Reception provides an even bigger wow factor. Custom vinyl wallcovering behind the desk flaunts a super-enlarged version of the marbled paper that Florentine stationery and bookbinding are famous for. The check-in counter hosts another witty art installation: Sourced throughout Europe by vintage collectibles dealer Davide Mariani, old suitcases have been painted silver-green and arranged in teetering piles to greet arriving guests It suggests the ultimate travel nightmare: a lost-luggage office in hell.
Seemingly alfresco, the adjoining San Paolino restaurant sits beneath an immense steel-and-glass cupola. Vintage chairs and new ones made of recycled plastic and metal surround custom marble tables, which are in turn surrounded by a profusion of plants, some real, some not. The ersatz greenery, which has sound-absorbing leaves of recycled textiles and polymers, was commissioned from Linda Nieuwstad, a Dutch artist. While the restaurant is a study in daylight, the adjacent lobby bar evokes a dusky blue evening. Polyethylene globes, aglow like azure planets thanks to LEDs, give the lounge its name, Sfere Celesti.

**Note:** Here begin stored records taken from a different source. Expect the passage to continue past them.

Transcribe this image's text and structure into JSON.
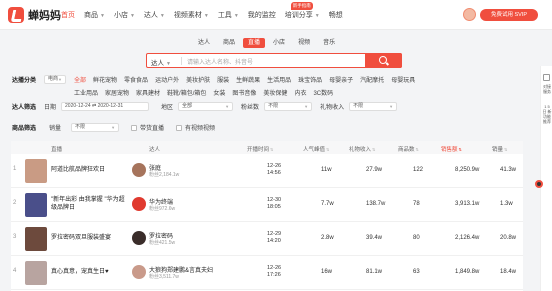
{
  "brand": {
    "name": "蝉妈妈",
    "accent": "#f04e3e"
  },
  "nav": [
    {
      "label": "首页",
      "active": true
    },
    {
      "label": "商品",
      "caret": true
    },
    {
      "label": "小店",
      "caret": true
    },
    {
      "label": "达人",
      "caret": true
    },
    {
      "label": "视频素材",
      "caret": true
    },
    {
      "label": "工具",
      "caret": true
    },
    {
      "label": "我的监控"
    },
    {
      "label": "培训分享",
      "caret": true,
      "badge": "新手指南"
    },
    {
      "label": "畅想"
    }
  ],
  "header_right": {
    "vip_label": "免费试用 SVIP"
  },
  "search_tabs": [
    {
      "label": "达人"
    },
    {
      "label": "商品"
    },
    {
      "label": "直播",
      "active": true
    },
    {
      "label": "小店"
    },
    {
      "label": "视频"
    },
    {
      "label": "音乐"
    }
  ],
  "search": {
    "type_label": "达人",
    "placeholder": "请输入达人名称、抖音号"
  },
  "filters": {
    "category_label": "达播分类",
    "category_select": "电商",
    "categories_row1": [
      "全部",
      "鲜花宠物",
      "零食食品",
      "运动户外",
      "美妆护肤",
      "服装",
      "生鲜蔬果",
      "生活用品",
      "珠宝饰品",
      "母婴亲子",
      "汽配摩托",
      "母婴玩具"
    ],
    "categories_row2": [
      "工业用品",
      "家居宠物",
      "家具建材",
      "鞋靴/箱包/箱包",
      "女装",
      "图书音像",
      "美妆保健",
      "内衣",
      "3C数码"
    ],
    "date_row_label": "达人筛选",
    "date_label": "日期",
    "date_range": "2020-12-24 ⇄ 2020-12-31",
    "region_label": "地区",
    "region_value": "全部",
    "fans_label": "粉丝数",
    "fans_value": "不限",
    "gmv_label": "礼物收入",
    "gmv_value": "不限",
    "product_row_label": "商品筛选",
    "sales_label": "销量",
    "sales_value": "不限",
    "check1": "带货直播",
    "check2": "有视频视频"
  },
  "table": {
    "headers": {
      "live": "直播",
      "anchor": "达人",
      "start": "开播时间",
      "peak": "人气峰值",
      "gift": "礼物收入",
      "goods": "商品数",
      "sales": "销售额",
      "volume": "销量"
    },
    "rows": [
      {
        "rank": "1",
        "title": "阿道比航品牌狂欢日",
        "anchor": "张庭",
        "fans": "粉丝2,184.1w",
        "date": "12-26",
        "time": "14:56",
        "peak": "11w",
        "gift": "27.9w",
        "goods": "122",
        "sales": "8,250.9w",
        "volume": "41.3w",
        "thumb": "#c99b84",
        "ava": "#a6745c"
      },
      {
        "rank": "2",
        "title": "\"新年出彩 由我掌握 \"华为超级品牌日",
        "anchor": "华为终端",
        "fans": "粉丝972.6w",
        "date": "12-30",
        "time": "18:05",
        "peak": "7.7w",
        "gift": "138.7w",
        "goods": "78",
        "sales": "3,913.1w",
        "volume": "1.3w",
        "thumb": "#4a4f8a",
        "ava": "#e03a2f"
      },
      {
        "rank": "3",
        "title": "罗拉密码双旦服装盛宴",
        "anchor": "罗拉密码",
        "fans": "粉丝421.5w",
        "date": "12-29",
        "time": "14:20",
        "peak": "2.8w",
        "gift": "39.4w",
        "goods": "80",
        "sales": "2,126.4w",
        "volume": "20.8w",
        "thumb": "#6d4a3d",
        "ava": "#3a2d2a"
      },
      {
        "rank": "4",
        "title": "真心真意，宠真生日♥",
        "anchor": "大狼狗郑建鹏&言真夫妇",
        "fans": "粉丝3,511.7w",
        "date": "12-26",
        "time": "17:26",
        "peak": "16w",
        "gift": "81.1w",
        "goods": "63",
        "sales": "1,849.8w",
        "volume": "18.4w",
        "thumb": "#b8a4a0",
        "ava": "#c99a8a"
      }
    ]
  },
  "right_rail": {
    "item1": "对接服务",
    "item2": "1 5 日 新功能推荐"
  }
}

Other amenities in the historic building include the Sala delle Celesti Armonie, aka, the music room. With walls covered in another marbleized super-graphic, backdrop to a portrait gallery of Italian divos and divas, it’s for reading or a game of billiards. Guests loath to miss a a workout can descend to the basement gym or use the ground-floor sauna and loungelike “relax room.” Unable to fill the latter space with real plants, Navone created her own fantastic garden with an effusion of green plastic watering hoses.
There are two types of guest room—Inferno and Paradiso—places Dante separates by an immense divide. No so here. Named after good and bad characters in the poem, they are interspersed freely on all floors. “The idea is you can be naughty in the red rooms,” Navone says with a laugh, noting the charred furniture and custom chandeliers with playing card motifs. (Gambling, another sin.) Paradiso rooms are sweetness and light: Floors are creamy resin; azure accents in rugs and fabrics allude to the heavens; and Alexander Calder-esque mobiles overhead suggest the solar system or, in Dante’s sublime final phrase, “the Love that moves the sun and the other stars.”